In another aspect, the present disclosure provides kits comprising pharmaceutical compositions or combinations of inventive compounds. In some embodiments, the kits comprise prescribing information. In some embodiments, such kits include the combination of inventive adjuvant compounds and other immunotherapeutic agents (e.g. vaccine, antibody). The agents may be packaged separately or together. The kit optionally includes instructions for prescribing the medication. In certain embodiments, the kit includes multiple doses of each agent. The kit may include sufficient quantities of each component to treat a subject for a week, two weeks, three weeks, four weeks, or multiple months. In certain embodiments, the kit includes one cycle of immunotherapy. In certain embodiments, the kit includes a sufficient quantity of a pharmaceutical composition to immunize a subject against an antigen long term.

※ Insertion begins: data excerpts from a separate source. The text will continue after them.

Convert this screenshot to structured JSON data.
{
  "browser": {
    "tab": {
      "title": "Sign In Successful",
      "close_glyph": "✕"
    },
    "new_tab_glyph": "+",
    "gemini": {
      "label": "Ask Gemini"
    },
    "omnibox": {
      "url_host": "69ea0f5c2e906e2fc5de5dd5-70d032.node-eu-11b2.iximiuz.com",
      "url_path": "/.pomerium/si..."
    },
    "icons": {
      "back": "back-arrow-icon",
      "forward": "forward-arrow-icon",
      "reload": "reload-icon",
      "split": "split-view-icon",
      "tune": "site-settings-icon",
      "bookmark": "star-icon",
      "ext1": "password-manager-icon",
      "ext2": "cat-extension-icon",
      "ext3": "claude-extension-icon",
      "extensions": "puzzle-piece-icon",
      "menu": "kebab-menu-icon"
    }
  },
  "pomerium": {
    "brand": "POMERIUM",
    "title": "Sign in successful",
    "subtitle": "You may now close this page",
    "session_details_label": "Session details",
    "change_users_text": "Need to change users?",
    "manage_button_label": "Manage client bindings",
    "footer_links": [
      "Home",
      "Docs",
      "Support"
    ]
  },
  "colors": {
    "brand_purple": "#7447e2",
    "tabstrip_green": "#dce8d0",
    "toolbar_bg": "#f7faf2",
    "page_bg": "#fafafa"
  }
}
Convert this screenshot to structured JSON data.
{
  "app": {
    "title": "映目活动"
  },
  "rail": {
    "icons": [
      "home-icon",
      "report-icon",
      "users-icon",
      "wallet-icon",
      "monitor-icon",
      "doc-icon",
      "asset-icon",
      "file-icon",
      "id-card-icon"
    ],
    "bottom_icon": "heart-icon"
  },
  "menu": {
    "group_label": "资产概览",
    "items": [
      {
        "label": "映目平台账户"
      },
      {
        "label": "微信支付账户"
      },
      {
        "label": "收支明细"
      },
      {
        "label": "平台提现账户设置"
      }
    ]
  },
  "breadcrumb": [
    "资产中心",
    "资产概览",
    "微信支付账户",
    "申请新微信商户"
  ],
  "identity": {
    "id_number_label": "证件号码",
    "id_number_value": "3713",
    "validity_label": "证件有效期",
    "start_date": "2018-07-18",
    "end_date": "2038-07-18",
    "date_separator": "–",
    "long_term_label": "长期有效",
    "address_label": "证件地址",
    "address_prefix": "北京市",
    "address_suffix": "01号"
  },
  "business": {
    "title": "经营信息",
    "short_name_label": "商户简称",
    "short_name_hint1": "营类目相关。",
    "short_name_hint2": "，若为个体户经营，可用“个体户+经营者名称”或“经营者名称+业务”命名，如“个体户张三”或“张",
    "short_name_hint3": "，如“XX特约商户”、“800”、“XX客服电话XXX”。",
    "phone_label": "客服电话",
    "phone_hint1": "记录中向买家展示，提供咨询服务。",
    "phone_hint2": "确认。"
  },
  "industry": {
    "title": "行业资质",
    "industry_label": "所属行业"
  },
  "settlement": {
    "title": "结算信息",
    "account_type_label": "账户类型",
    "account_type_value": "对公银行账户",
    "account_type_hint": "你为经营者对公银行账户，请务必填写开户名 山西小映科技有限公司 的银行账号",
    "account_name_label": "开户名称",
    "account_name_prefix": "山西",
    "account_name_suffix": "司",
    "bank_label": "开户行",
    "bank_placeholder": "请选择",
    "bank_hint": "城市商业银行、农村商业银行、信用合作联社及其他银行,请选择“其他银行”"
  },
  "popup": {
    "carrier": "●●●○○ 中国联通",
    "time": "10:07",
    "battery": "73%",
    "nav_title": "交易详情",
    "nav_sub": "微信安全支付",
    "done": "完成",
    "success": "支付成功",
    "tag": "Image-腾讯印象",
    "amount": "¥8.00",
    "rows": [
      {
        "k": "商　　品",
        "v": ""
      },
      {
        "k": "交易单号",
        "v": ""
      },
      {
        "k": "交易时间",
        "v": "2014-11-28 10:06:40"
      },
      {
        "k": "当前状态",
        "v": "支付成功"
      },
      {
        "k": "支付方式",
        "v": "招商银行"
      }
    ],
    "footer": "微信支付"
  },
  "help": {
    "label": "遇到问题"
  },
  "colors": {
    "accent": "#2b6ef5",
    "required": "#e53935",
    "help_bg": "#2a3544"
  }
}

Unless otherwise defined, all technical and/or scientific terms used herein have the same meaning as commonly understood by one of ordinary skill in the art to which the invention pertains. Although methods and materials similar or equivalent to those described herein can be used in the practice or testing of embodiments of the invention, exemplary methods and/or materials are described below. In case of conflict, the patent specification, including definitions, will be controlled. In addition, the materials, methods, and examples are illustrative only and are not intended to be necessarily limiting.